Experiments using diamond anvil cells have been important in many studies of crystals and liquids at high pressure and temperature because these cells permit not only optical observation of the sample but also in situ measurement of the sample's physical and chemical properties. The pressure in the sample chamber of such cells is often determined by the shift in the wavenumber of a fluorescence line of ruby inside the sample chamber. However, the intensity of the ruby fluorescence decreases rapidly with increasing temperature. It is known that the first-order Raman mode of diamond anvil has been considered as a strong candidate of pressure marker because its Raman signal is intense and the diamond is always used as the anvil material in the DAC experiments. Cubic boron nitride (c-BN) is also a candidate of pressure marker because of chemical inertness and high temperature stability. It is the purpose of this study to present the dependences of pressure and temperature in the Raman lines of diamond and c-BN, using techniques combining synchrotron X-ray diffraction measurement with the Raman spectroscopic measurement.

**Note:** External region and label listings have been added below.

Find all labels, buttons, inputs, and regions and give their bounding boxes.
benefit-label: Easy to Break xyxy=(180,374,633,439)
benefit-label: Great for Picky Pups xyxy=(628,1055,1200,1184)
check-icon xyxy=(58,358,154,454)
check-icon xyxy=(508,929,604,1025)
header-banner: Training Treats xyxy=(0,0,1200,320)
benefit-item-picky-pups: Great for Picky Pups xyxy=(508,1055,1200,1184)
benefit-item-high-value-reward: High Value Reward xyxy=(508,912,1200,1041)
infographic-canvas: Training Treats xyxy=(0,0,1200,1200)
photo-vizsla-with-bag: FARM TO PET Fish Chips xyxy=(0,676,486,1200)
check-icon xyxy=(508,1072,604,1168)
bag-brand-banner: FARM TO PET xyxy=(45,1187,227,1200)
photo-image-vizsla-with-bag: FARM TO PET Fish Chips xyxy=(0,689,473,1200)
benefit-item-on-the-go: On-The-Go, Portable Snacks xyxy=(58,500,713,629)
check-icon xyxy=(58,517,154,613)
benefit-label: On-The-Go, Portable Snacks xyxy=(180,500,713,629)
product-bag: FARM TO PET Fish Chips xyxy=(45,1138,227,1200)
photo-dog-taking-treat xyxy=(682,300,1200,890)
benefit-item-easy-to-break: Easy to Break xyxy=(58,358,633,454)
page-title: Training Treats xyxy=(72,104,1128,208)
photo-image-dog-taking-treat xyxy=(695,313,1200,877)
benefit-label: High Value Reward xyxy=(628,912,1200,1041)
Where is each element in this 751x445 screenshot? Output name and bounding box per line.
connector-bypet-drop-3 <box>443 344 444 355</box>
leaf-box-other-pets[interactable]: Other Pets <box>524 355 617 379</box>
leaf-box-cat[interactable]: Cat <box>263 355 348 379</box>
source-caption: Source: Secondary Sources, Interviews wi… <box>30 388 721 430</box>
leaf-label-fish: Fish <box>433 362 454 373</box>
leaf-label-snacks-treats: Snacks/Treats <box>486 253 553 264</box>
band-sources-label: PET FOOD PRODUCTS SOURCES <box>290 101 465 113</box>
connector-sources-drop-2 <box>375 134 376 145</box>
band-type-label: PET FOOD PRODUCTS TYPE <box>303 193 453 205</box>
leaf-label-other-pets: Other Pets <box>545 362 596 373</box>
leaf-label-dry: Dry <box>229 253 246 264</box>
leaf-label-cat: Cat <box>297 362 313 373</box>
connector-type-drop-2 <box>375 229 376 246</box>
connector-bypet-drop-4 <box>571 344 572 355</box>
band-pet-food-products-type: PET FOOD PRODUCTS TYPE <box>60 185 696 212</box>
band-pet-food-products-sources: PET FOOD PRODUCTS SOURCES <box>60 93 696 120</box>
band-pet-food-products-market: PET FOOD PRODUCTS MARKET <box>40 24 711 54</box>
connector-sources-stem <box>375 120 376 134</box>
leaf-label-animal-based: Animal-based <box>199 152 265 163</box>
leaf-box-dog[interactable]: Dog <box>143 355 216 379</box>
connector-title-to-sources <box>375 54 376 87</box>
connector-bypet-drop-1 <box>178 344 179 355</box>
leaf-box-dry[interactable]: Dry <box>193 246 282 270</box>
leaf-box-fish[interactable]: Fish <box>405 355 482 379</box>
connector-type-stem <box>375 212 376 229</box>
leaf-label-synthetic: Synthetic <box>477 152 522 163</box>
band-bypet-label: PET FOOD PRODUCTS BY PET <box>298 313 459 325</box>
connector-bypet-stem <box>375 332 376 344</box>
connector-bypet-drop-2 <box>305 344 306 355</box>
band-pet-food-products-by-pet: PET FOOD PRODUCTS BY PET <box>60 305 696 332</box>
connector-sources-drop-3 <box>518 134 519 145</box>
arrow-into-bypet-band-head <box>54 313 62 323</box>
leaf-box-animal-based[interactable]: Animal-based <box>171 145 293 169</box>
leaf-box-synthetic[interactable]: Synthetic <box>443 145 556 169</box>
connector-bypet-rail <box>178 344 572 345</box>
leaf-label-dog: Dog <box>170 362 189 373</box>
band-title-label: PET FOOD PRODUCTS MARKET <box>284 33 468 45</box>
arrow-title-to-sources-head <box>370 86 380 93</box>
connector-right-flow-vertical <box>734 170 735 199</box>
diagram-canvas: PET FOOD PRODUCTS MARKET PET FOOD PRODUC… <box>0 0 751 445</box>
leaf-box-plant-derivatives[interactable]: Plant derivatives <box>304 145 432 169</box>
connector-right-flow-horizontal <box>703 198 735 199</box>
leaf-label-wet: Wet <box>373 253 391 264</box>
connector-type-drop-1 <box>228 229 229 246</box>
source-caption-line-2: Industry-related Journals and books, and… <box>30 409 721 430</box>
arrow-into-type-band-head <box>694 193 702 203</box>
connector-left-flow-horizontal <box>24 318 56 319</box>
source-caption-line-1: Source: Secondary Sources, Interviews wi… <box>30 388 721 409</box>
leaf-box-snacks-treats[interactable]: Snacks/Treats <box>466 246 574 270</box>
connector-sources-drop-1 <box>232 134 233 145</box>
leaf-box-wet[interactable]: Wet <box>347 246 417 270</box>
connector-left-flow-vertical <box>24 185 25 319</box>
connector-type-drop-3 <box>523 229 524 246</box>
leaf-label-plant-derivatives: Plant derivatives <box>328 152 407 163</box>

The first-order Raman line at the culet face of the diamond anvil was investigated because the high-frequency edge of the Raman mode was correlated with the normal stress at the culet face of the diamond anvil. Thus, the edge frequency is a function of pressure and temperature in the sample chamber of the DAC experiment. Raman spectrum of c-BN exhibits two intense lines at 1054 and 1305 cm^-1 under ambient conditions, corresponding to the Brillouin zone center transverse optical (TO) and longitudinal optical (LO) modes, respectively. The Raman line of the LO mode overlaps an intense Raman line of diamond at pressures higher than 3 GPa. Therefore, it is difficult to observe the LO line in high-pressure experiments using the diamond anvil cell. In contrast, the TO mode could be used as the pressure calibrant in diamond anvil cells under high pressure and temperature conditions.
High-pressure X-ray diffraction experiments were carried out in an external heated diamond anvil cell. The small sample sandwiched between pellets of NaCl powder was loaded into a hole that had predrilled into a rhenium gasket. The heating temperature was up to 1000 K, and was recorded using the K-type of thermocouples. The sample was probed using angle-dispersive X-ray diffraction, located on the synchrotron beam line, at BL10XU of the Spring-8. The angle-dispersive X-ray diffraction patterns were obtained on the X-ray CCD collection system. The pressure was calculated from the MgO unit cell volume using the equation of state (EOS) for MgO.
Experimental runs were carried out at pressures of up to 110 GPa. In each run, the sample was compressed to the desired pressure, and then heated to measure the shift of the Raman spectra of diamond [1] and c-BN [2] at high pressure and temperature. At each pressure increment, the cell was screwed to hold the sample pressure and the Raman spectra were acquired at 300-1000 K with decreasing temperature. Two peaks, which corresponded to the TO mode of c-BN and the LTO mode of diamond, were identified at high pressures and temperatures. At pressures higher than 90 GPa, the TO mode of c-BN overlapped with the intense Raman peak of diamond. This indicated that c-BN can be used as the pressure calibrant at pressures below 90 GPa in diamond anvil cell experiments [2].

[1] Ono et al., Raman spectra of culet face of diamond anvils and application as optical pressure sensor to high temperatures, J. Appl. Phys., 116, 053517 (2014).
[2] Ono et al., In situ Raman spectroscopy of cubic boron nitride to 90 GPa and 800 K, J. Phys. Chem. Solid, 76, 120-124 (2014).